How could that work you might ask? After all, we adults know that dogs "can't  really read". Well, it works because it forms an environment of ease and allows children to realize that reading can be fun in a non- judgemental environment! Dogs do not judge people, laugh at errors, nor criticize them. They simply offer their unyielding comfort and devotion. When the children read to the dogs, it puts them at ease because they are not being judged in front of a classroom of their peers or by a harsh teacher. R.E.A.D. teams follow strict protocols to ensure safe and happy learning environments, and the wonderful therapy dogs really offer up a lot of comfort to new and struggling readers! I've found that it only takes the children a few short minutes to really start feeling comfortable with Ranger once they sit down and open up their book. During their reading, some of the kids like to pet Ranger when they feel stressed, some of them like to use him as a "pillow" to prop up against while reading, and some enjoy showing him pictures in the pages of their books; it's adorable! Ranger has been taught a "read" command to help him focus on the pages that the children are sharing with him. The kids get a kick out of seeing him "read" with them! Sometimes, Ranger enjoys listening to the stories so much that he will close his eyes and picture himself in those storybook scenarios...well, at least that's what we tell the younger children when Ranger sneaks a nap in; thankfully, that didn't happen often for us! (Each session is 2 hours long during the summer program; we had new children rotate in every 15-20 minutes. From what I understand of the year- round program, there will be the same children each session and we will be able to really chart their progress with their teachers and librarians each week!)

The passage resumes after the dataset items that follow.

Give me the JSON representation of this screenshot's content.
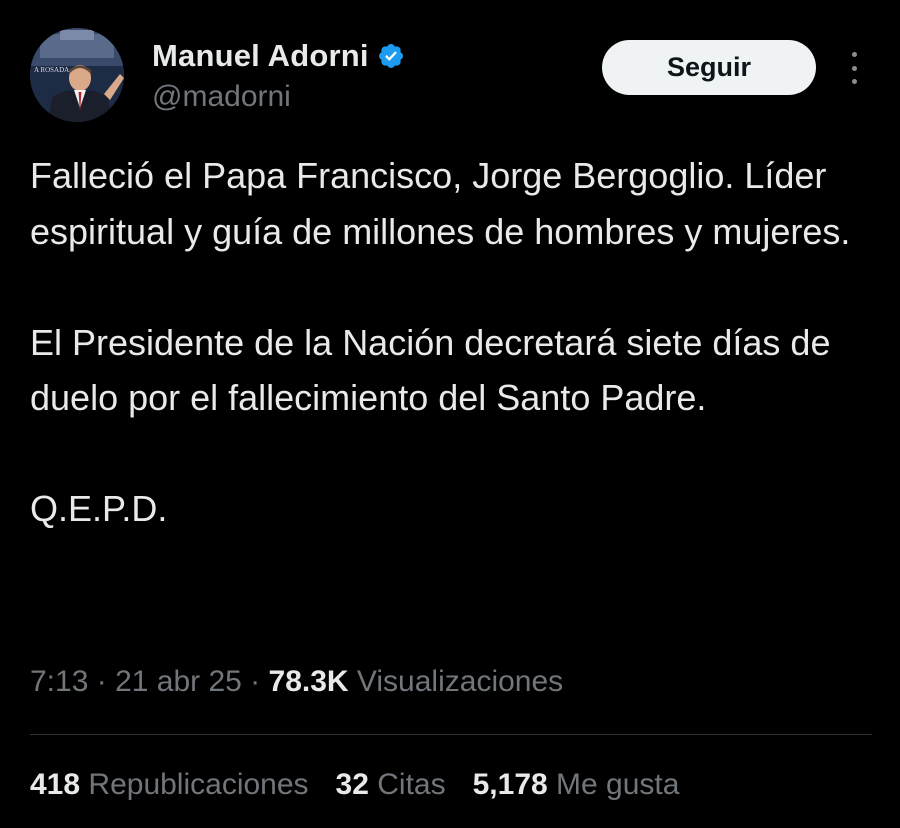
{
  "author": {
    "display_name": "Manuel Adorni",
    "handle": "@madorni",
    "verified_icon": "verified-badge-icon",
    "avatar_sign_text": "A ROSADA"
  },
  "actions": {
    "follow_label": "Seguir",
    "more_icon": "more-options-icon"
  },
  "tweet": {
    "paragraphs": [
      "Falleció el Papa Francisco, Jorge Bergoglio. Líder espiritual y guía de millones de hombres y mujeres.",
      "El Presidente de la Nación decretará siete días de duelo por el fallecimiento del Santo Padre.",
      "Q.E.P.D."
    ],
    "time": "7:13",
    "date": "21 abr 25",
    "separator": " · ",
    "views_count": "78.3K",
    "views_label": "Visualizaciones"
  },
  "stats": {
    "reposts_count": "418",
    "reposts_label": "Republicaciones",
    "quotes_count": "32",
    "quotes_label": "Citas",
    "likes_count": "5,178",
    "likes_label": "Me gusta"
  },
  "colors": {
    "background": "#000000",
    "primary_text": "#e7e9ea",
    "secondary_text": "#71767b",
    "verified_blue": "#1d9bf0",
    "button_bg": "#eff3f4"
  }
}
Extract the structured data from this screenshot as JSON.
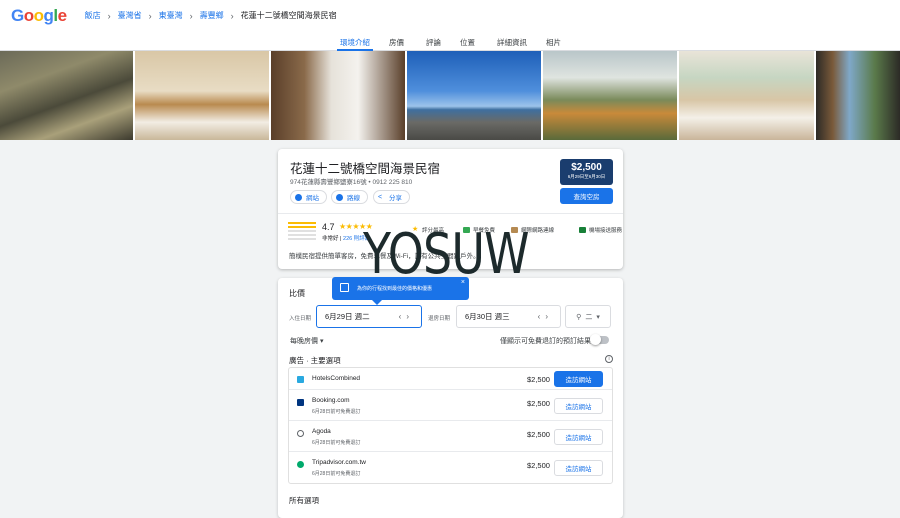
{
  "header": {
    "logo": "Google",
    "breadcrumbs": [
      {
        "label": "飯店"
      },
      {
        "label": "臺灣省"
      },
      {
        "label": "東臺灣"
      },
      {
        "label": "壽豐鄉"
      },
      {
        "label": "花蓮十二號橋空間海景民宿"
      }
    ]
  },
  "tabs": [
    "環境介紹",
    "房價",
    "評論",
    "位置",
    "詳細資訊",
    "相片"
  ],
  "hotel": {
    "name": "花蓮十二號橋空間海景民宿",
    "address": "974花蓮縣壽豐鄉鹽寮16號 • 0912 225 810",
    "actions": [
      "網站",
      "路線",
      "分享"
    ],
    "price": "$2,500",
    "price_dates": "6月29日至6月30日",
    "check_label": "查詢空房",
    "rating": "4.7",
    "stars": "★★★★★",
    "rating_word": "非常好",
    "review_count": "226 則評論",
    "amenities": [
      "評分最高",
      "早餐免費",
      "網際網路連線",
      "機場接送服務"
    ],
    "description": "簡樸民宿提供簡單客房，免費早餐及Wi-Fi，設有公共空間跟戶外。"
  },
  "watermark": "YOSUW",
  "compare": {
    "title": "比價",
    "tooltip": "為你的行程找到最佳的價格和優惠",
    "checkin_label": "入住日期",
    "checkin_value": "6月29日 週二",
    "checkout_label": "退房日期",
    "checkout_value": "6月30日 週三",
    "guests": "二",
    "nightly": "每晚房價",
    "free_cancel": "僅顯示可免費退訂的預訂結果",
    "ads_label": "廣告 · 主要選項",
    "providers": [
      {
        "name": "HotelsCombined",
        "sub": "",
        "price": "$2,500",
        "button": "造訪網站",
        "color": "#29a9e0"
      },
      {
        "name": "Booking.com",
        "sub": "6月28日前可免費退訂",
        "price": "$2,500",
        "button": "造訪網站",
        "color": "#003580"
      },
      {
        "name": "Agoda",
        "sub": "6月28日前可免費退訂",
        "price": "$2,500",
        "button": "造訪網站",
        "color": "#5f6368"
      },
      {
        "name": "Tripadvisor.com.tw",
        "sub": "6月28日前可免費退訂",
        "price": "$2,500",
        "button": "造訪網站",
        "color": "#34e0a1"
      }
    ],
    "all_options": "所有選項"
  }
}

One of Ranger's favorite learning tricks is to help the children in our program "sound out" the tough words by using his paw to break up multi-syllable words. (I've found that it only takes one time of Ranger "sounding out" the words, and the children never forget that particular word, because Ranger makes it so fun to remember!) He also gives out lots of kisses as encouragement; I remember one instance when a little boy was getting frustrated that he kept struggling with the same word...Ranger seemed to sense that he was stressed out and so he put his paw on the little boys lap and gave him a big kiss on the face; that instantly calmed the little boy down and put him at ease again, this time he had a smile on his face knowing that Ranger was there to help him! (By the way, the little boy did learn that word after all! He realized that reading could be fun with a good listener like Ranger there to support him!)

When the children finish with their visit, Ranger gives out trading cards and stickers with his picture on it, and he can even "paw-to-graph" their book or hand! (We use an Australian Shepherd shaped rubber stamp or his paw and an ink pad...the kids love it!) We will be participating in a year-round program at the same facility in a few weeks! These children will be given a "Boomer Buddy" (stuffed dog) at the beginning of the year and they will sign a contract to read to their puppies every night; they can even bring it in during the week to read with Ranger and their stuffed animal...anything it takes to motivate them and make reading fun! We are really looking forward to that opportunity! I have to say, I have never worked around a group of more well behaved children either; all of the ones in the summer program were a delight to be around! (The school that we visit is designed specifically for children with Dyslexia; it is an incredible, positive place!)

  (Here are a few of the wonderful letters/notes that the children wrote to Ranger! 

(For those of you with little ones at home, I'd encourage you to start reading to them early and often; it does make a difference! If you have a patient furbaby at home, consider allowing your child (supervised) to read to their furry, slithery, or even finned friend! You never know how much it might help them!)